Les précédents anglais et allemands
Cette articulation entre groupe anti-musulmans et hooligans n’est pas inédite. En Angleterre, l’English Defense League (EDL), formée en 2009, a pioché ses cadres parmi les «firmes» du royaume, groupes structurés d’ultras plus intéressés par la violence que les scores des matchs. De fait, le meneur de l’EDL avait pris le pseudonyme de «Tommy Robinson», figure tutélaire des hooligans de Lutton.

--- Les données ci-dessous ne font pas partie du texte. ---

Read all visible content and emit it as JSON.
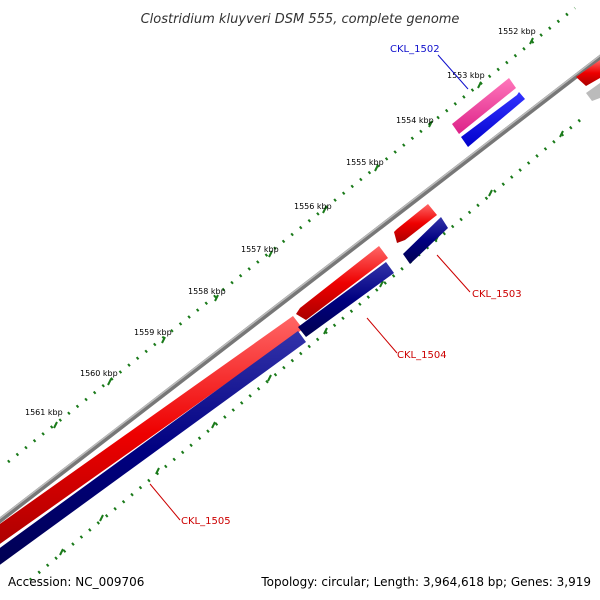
{
  "title": "Clostridium kluyveri DSM 555, complete genome",
  "footer": {
    "accession": "Accession: NC_009706",
    "summary": "Topology: circular; Length: 3,964,618 bp; Genes: 3,919"
  },
  "scale": {
    "unit": "kbp",
    "ticks": [
      {
        "label": "1552 kbp"
      },
      {
        "label": "1553 kbp"
      },
      {
        "label": "1554 kbp"
      },
      {
        "label": "1555 kbp"
      },
      {
        "label": "1556 kbp"
      },
      {
        "label": "1557 kbp"
      },
      {
        "label": "1558 kbp"
      },
      {
        "label": "1559 kbp"
      },
      {
        "label": "1560 kbp"
      },
      {
        "label": "1561 kbp"
      }
    ]
  },
  "genes": [
    {
      "label": "CKL_1502",
      "color": "#1010cc"
    },
    {
      "label": "CKL_1503",
      "color": "#cc0000"
    },
    {
      "label": "CKL_1504",
      "color": "#cc0000"
    },
    {
      "label": "CKL_1505",
      "color": "#cc0000"
    }
  ],
  "colors": {
    "backbone": "#888888",
    "forward_cds": "#ee0000",
    "reverse_cds": "#000080",
    "gene_pink": "#ee3399",
    "gene_blue": "#0000ee",
    "ticks": "#1a7a1a",
    "gray_feature": "#bbbbbb"
  }
}
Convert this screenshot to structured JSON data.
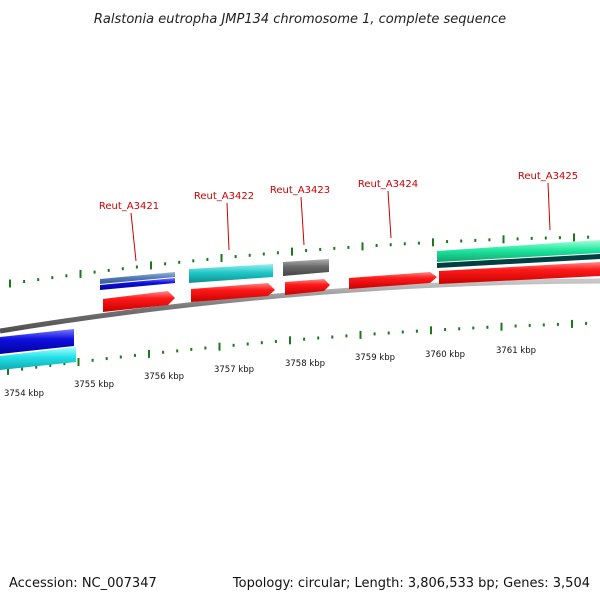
{
  "title": "Ralstonia eutropha JMP134 chromosome 1, complete sequence",
  "footer": {
    "accession": "Accession: NC_007347",
    "summary": "Topology: circular; Length: 3,806,533 bp; Genes: 3,504"
  },
  "colors": {
    "background": "#ffffff",
    "backbone": "#808080",
    "tick": "#1a7a1a",
    "gene_label": "#cc0000",
    "cds": "#ff1a1a",
    "cog_blue": "#1010e0",
    "cog_steelblue": "#5078b8",
    "cog_cyan": "#20c8c8",
    "cog_gray": "#666666",
    "cog_springgreen": "#20e8a0"
  },
  "scale": {
    "unit": "kbp",
    "labels": [
      "3754 kbp",
      "3755 kbp",
      "3756 kbp",
      "3757 kbp",
      "3758 kbp",
      "3759 kbp",
      "3760 kbp",
      "3761 kbp"
    ],
    "major_kbp": [
      3754,
      3755,
      3756,
      3757,
      3758,
      3759,
      3760,
      3761
    ]
  },
  "genes": [
    {
      "name": "Reut_A3421",
      "labeled": true
    },
    {
      "name": "Reut_A3422",
      "labeled": true
    },
    {
      "name": "Reut_A3423",
      "labeled": true
    },
    {
      "name": "Reut_A3424",
      "labeled": true
    },
    {
      "name": "Reut_A3425",
      "labeled": true
    }
  ]
}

En Allemagne, le mouvement islamophobe Pegida a engendré la branche «Hogesa», acronyme de «Hooligans gegen salifesten» («les hooligans contre les salafistes»), capable de rassembler plusieurs milliers de sympathisants à Cologne en octobre dernier. Le Spiegel s’alarmait dès 2014 de cette «nouvelle alliance entre néonazis et hooligans». Il n’est donc pas étonnant de voir la Belgique reproduire ce modèle, d’autant que son supporteurisme est organisé sur le modèle anglais, en «firmes» concurrentes. «On sait aussi que les radicaux d’Anderlecht [qui représentaient le gros des troupes dimanche place de la Bourse, ndlr] ont des contacts avec les hooligans allemands», note Manuel Abramowicz.
«Ce ne sont pas des mouvements anodins, souligne le politologue Jean-Yves Camus. On a affaire à des centaines de militants durs et très organisés, qu’on peut regrouper facilement et qui essaiment sur le continent.» Pour ce spécialiste des mouvements d’extrême droite européens, il y a une certaine logique à voir ce type de rassemblement à Bruxelles : «On le sait, la centralité de la Belgique est une de ses principales spécificités. On peut y venir facilement d’Allemagne, de France ou des Pays-Bas. C’est donc un carrefour pour tout le monde, pas que pour les islamistes fanatiques.» Pour preuve, Génération identitaire, déclinaison «jeunesse» du Bloc identitaire français, appelle à «une grande manifestation européenne» samedi sur la place communale de Molenbeek, avec pour slogan «expulsons les islamistes». Un rassemblement interdit par la bourgmestre de la commune, Françoise Schepmans. Les événements de la place de la Bourse ont néanmoins prouvé que les identitaires locaux se passaient de la bénédiction des autorités.